At the end of the thirteenth century, Pope Celestine V (+1296) – whom the cardinals elected as aa holy man, but who turned not to be all-that-gifted an administrator – resigned the papacy, making way for the more rancorous and much–despised, by some at least, papacy of Boniface VIII (+1303). Like Pope Emeritus Benedict, Celestine was thereafter confined for the remainder of his days to the Vatican – in his case, in a prison of sorts – spending his time in prayer and intercession. Dante, who had no time for Boniface’s political pretensions and meddling, put both him and Celestine in the inferno, the latter for making il gran refuto, that ‘great refusal’ to carry out his office. Yet Celestine soon after his death was canonized by the Church, and is in fact in the paradiso, enjoying heavenly beatitude.

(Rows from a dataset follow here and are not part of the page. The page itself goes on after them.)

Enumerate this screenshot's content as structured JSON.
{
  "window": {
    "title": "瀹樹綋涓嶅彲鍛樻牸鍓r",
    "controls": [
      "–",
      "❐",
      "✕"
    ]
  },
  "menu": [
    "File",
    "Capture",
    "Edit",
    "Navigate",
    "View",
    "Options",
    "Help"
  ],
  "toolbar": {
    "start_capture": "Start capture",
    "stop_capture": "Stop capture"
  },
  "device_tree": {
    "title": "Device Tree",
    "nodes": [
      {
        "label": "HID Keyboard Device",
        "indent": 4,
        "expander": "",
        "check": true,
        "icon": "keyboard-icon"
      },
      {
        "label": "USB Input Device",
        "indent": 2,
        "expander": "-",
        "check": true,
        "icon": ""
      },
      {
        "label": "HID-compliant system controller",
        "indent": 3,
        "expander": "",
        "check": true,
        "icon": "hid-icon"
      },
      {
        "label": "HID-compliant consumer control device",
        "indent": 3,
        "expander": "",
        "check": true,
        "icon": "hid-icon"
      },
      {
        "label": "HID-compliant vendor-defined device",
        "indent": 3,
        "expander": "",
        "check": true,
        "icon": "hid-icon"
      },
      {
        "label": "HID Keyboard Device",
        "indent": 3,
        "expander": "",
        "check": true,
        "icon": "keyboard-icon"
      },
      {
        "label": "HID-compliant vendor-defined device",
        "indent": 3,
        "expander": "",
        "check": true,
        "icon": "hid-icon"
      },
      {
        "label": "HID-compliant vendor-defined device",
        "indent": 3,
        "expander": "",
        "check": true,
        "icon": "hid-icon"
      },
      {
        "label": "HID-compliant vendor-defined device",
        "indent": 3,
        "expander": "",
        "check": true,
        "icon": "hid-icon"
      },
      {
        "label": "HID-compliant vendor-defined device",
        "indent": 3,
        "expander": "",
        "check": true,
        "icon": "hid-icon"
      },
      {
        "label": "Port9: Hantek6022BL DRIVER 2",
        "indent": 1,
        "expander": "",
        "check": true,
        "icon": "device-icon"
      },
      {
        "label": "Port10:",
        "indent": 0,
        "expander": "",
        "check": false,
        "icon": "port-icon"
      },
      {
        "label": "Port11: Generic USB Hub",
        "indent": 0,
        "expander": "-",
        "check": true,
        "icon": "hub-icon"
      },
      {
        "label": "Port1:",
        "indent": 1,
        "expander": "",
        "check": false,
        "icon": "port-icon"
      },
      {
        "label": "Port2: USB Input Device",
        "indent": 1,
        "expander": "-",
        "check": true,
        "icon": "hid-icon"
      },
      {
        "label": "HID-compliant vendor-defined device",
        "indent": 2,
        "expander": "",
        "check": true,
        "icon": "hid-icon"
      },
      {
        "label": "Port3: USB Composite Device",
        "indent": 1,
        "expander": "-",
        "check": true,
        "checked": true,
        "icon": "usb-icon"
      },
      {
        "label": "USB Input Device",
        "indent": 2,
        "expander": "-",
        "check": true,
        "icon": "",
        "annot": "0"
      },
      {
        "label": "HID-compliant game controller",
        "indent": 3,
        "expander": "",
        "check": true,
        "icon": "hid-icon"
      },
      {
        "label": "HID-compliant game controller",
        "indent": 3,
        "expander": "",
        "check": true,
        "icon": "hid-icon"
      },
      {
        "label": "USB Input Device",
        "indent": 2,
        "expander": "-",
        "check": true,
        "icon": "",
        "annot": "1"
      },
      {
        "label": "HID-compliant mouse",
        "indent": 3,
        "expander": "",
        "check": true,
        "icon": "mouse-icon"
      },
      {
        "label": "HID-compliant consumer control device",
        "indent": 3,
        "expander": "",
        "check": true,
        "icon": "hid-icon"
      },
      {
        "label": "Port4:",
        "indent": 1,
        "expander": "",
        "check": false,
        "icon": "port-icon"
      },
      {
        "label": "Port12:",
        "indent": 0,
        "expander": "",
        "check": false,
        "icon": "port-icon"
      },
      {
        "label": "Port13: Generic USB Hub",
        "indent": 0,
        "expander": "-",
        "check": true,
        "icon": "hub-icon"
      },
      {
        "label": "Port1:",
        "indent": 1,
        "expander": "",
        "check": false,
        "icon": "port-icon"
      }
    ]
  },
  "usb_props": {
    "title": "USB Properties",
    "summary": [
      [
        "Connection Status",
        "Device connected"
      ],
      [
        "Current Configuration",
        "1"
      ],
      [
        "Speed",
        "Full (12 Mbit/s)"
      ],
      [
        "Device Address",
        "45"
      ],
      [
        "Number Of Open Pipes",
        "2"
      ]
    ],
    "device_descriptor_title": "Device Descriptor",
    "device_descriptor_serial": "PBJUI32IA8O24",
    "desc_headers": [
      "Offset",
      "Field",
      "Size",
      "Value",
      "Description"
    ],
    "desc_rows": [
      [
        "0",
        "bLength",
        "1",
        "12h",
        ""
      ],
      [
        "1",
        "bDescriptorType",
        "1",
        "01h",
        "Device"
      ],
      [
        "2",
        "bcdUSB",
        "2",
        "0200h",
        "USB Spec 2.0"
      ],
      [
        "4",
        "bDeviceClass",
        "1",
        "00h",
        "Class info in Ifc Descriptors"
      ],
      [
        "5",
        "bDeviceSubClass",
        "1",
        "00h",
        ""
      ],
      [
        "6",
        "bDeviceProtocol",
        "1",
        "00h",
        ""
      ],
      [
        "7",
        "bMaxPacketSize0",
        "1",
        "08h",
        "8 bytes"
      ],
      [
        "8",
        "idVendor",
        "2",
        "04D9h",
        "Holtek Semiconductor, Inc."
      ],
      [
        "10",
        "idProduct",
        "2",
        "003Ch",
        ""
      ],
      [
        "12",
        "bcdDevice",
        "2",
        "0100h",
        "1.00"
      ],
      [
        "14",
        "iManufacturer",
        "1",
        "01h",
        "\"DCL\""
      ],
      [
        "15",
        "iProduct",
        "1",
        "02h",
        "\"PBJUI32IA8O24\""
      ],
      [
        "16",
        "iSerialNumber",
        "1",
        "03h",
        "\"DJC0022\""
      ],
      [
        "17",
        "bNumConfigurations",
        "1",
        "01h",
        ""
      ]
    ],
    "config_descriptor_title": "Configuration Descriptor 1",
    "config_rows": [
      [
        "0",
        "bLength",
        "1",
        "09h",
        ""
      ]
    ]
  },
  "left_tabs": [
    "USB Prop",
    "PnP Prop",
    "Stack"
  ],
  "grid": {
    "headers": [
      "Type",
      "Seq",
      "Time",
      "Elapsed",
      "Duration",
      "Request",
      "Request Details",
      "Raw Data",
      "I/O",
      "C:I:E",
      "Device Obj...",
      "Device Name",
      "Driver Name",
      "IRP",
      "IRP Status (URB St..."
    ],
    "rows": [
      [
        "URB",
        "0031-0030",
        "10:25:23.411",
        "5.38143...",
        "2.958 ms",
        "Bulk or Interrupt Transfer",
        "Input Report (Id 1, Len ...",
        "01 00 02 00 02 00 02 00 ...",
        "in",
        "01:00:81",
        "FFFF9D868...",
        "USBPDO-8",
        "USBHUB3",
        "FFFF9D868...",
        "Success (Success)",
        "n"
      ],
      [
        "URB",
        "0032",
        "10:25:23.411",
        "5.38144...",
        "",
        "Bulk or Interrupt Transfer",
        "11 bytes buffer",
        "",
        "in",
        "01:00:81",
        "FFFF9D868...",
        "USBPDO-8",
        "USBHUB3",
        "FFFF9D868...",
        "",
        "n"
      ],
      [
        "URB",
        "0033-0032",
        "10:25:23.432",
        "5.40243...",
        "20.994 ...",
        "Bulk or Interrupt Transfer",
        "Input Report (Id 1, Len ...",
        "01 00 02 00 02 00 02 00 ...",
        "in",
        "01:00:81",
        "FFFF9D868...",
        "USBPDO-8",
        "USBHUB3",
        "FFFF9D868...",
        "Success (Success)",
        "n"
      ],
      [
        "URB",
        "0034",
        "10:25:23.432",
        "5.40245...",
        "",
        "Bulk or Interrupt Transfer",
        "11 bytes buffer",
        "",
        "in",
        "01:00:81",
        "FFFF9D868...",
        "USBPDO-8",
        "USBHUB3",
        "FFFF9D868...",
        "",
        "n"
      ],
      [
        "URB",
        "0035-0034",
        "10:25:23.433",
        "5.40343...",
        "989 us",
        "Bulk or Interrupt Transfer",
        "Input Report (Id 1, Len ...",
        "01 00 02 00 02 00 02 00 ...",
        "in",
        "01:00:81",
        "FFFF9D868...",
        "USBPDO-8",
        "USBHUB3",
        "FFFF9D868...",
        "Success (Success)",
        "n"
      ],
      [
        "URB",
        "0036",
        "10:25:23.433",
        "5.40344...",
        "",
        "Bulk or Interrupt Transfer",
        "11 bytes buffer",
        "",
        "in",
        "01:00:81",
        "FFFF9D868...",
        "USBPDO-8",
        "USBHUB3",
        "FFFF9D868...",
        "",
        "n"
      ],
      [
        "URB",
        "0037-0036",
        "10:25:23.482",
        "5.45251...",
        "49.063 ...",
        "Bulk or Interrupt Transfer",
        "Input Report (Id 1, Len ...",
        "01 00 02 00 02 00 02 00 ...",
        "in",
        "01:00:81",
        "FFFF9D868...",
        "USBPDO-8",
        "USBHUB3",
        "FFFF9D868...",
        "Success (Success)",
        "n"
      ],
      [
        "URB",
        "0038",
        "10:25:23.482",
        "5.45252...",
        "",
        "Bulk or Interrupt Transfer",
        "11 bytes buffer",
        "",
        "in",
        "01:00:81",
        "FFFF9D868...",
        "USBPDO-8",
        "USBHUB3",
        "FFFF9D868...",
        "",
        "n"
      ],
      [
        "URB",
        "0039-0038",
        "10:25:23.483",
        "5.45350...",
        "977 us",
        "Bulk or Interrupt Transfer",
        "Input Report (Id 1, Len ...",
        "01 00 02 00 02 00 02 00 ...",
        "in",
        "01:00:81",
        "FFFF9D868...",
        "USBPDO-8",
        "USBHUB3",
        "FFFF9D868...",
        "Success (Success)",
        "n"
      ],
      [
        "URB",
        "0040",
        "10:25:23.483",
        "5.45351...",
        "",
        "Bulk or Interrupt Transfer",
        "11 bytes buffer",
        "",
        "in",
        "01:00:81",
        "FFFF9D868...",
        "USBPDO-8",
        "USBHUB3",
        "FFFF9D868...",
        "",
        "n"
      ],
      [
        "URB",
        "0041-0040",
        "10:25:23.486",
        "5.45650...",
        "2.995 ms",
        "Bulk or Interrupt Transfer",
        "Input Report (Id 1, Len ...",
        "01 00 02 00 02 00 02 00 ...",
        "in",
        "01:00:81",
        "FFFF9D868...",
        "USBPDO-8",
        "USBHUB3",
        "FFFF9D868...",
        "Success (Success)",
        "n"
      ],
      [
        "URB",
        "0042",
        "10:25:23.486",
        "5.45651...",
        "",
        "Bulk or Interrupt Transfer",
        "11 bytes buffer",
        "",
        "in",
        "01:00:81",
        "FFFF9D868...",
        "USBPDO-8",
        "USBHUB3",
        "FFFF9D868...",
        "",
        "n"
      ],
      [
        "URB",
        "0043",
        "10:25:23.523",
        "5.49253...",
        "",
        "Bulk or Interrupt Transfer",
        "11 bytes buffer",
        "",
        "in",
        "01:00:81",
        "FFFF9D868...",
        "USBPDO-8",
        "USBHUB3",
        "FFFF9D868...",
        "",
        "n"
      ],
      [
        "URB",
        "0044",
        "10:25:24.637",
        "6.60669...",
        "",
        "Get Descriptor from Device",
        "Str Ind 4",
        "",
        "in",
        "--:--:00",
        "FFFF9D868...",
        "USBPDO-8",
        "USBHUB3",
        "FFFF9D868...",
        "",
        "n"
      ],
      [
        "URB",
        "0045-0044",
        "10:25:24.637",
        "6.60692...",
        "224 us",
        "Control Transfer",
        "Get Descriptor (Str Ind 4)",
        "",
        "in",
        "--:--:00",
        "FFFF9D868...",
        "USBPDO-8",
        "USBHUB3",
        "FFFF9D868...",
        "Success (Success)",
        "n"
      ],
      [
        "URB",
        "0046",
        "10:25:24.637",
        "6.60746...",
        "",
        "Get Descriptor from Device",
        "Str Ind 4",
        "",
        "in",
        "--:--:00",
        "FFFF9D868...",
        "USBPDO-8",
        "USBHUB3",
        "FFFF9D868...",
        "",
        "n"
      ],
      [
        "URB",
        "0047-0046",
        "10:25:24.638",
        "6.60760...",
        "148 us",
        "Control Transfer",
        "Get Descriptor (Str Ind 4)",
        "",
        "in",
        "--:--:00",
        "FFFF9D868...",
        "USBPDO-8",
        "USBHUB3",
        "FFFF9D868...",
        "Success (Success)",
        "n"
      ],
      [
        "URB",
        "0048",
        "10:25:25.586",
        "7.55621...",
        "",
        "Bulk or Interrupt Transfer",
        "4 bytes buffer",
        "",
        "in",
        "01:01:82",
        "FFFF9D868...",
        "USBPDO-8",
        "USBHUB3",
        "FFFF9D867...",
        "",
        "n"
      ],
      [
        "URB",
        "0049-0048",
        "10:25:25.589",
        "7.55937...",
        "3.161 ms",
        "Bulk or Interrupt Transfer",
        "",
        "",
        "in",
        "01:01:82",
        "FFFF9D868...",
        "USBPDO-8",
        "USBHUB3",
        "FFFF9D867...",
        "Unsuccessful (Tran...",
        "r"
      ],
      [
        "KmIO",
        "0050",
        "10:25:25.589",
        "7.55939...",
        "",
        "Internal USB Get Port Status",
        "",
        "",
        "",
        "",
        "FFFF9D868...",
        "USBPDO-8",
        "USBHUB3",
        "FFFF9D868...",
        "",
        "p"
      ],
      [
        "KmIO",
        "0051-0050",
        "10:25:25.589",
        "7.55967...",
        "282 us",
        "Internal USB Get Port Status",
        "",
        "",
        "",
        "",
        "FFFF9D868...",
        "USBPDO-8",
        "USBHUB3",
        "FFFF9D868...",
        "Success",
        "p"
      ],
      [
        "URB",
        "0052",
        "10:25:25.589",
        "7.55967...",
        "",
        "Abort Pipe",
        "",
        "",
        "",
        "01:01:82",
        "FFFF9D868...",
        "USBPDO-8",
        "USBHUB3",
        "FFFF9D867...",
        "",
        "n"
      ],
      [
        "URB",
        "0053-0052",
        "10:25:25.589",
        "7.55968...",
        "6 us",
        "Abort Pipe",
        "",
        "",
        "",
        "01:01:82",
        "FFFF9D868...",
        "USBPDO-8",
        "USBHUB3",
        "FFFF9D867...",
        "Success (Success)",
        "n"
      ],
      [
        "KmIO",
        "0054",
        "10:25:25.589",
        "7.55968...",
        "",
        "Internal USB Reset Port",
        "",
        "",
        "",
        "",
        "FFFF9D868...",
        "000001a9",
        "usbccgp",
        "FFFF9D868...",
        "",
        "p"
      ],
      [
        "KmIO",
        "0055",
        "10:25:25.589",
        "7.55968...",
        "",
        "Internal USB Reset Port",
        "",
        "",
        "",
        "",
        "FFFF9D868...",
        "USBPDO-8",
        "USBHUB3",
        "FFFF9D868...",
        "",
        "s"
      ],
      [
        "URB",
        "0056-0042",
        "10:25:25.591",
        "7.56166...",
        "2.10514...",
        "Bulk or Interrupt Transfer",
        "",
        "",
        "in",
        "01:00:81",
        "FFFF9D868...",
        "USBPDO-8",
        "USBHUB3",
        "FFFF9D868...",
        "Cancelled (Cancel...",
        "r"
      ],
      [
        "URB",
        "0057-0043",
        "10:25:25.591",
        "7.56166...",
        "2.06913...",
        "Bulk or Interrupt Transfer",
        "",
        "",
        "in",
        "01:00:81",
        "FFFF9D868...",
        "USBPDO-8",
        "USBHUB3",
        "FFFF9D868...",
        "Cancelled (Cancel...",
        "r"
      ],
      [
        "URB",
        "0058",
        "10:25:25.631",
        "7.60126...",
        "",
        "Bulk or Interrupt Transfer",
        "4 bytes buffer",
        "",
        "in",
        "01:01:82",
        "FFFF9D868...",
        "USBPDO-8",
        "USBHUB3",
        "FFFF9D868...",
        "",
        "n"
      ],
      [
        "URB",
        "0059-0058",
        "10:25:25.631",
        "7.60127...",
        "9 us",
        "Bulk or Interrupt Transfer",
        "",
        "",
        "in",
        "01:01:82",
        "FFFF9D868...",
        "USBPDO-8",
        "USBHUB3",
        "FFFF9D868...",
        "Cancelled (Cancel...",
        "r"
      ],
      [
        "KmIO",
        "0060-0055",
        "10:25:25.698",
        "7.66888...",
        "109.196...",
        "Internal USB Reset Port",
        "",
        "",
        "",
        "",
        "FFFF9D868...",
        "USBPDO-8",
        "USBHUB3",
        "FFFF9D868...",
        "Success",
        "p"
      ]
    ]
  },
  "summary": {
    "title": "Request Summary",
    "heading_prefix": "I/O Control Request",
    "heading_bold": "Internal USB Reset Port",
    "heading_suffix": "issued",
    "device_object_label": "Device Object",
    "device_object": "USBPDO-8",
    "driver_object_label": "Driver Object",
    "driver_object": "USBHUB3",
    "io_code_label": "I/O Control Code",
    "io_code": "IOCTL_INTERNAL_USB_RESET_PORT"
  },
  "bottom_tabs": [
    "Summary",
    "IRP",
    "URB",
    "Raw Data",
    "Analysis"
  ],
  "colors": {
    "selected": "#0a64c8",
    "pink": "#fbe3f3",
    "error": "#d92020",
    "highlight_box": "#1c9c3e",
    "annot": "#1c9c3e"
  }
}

Although the historical analogy is of course limited, like Celestine, Benedict may realize at a some level of his deep and prayerful soul that God has all things in His hands – having lived, like his friend and confidante Karol Wojtyla – through some of the worse cataclysms of the twentieth century. But he must wonder at times at what the heaven is going on in the Vatican: As he intimated before his resignation, the rot is deep and ingrained, now being mercifully exposed, and today’s reading from the Book of Sirach warns in what seems a rebuke to certain modern ecclesiastical opinions who would like to emphasize a false version of mercy at the expense of truth, not least moral truth:
Say not: “I have sinned, yet what has befallen me?” for the Lord bides his time. Of forgiveness be not overconfident, adding sin upon sin. Say not: “Great is his mercy; my many sins he will forgive” For mercy and anger alike are with him; upon the wicked he alights his wrath…Be consistent in your thoughts, steadfast be your words”.
‘Consistent in our thoughts and steadfast in our words’, which well describe the treasure of the mind, life and writings that Josef Ratzinger-Benedict has left us. We could spend all Lent meditating on, and putting into effect, that one phrase.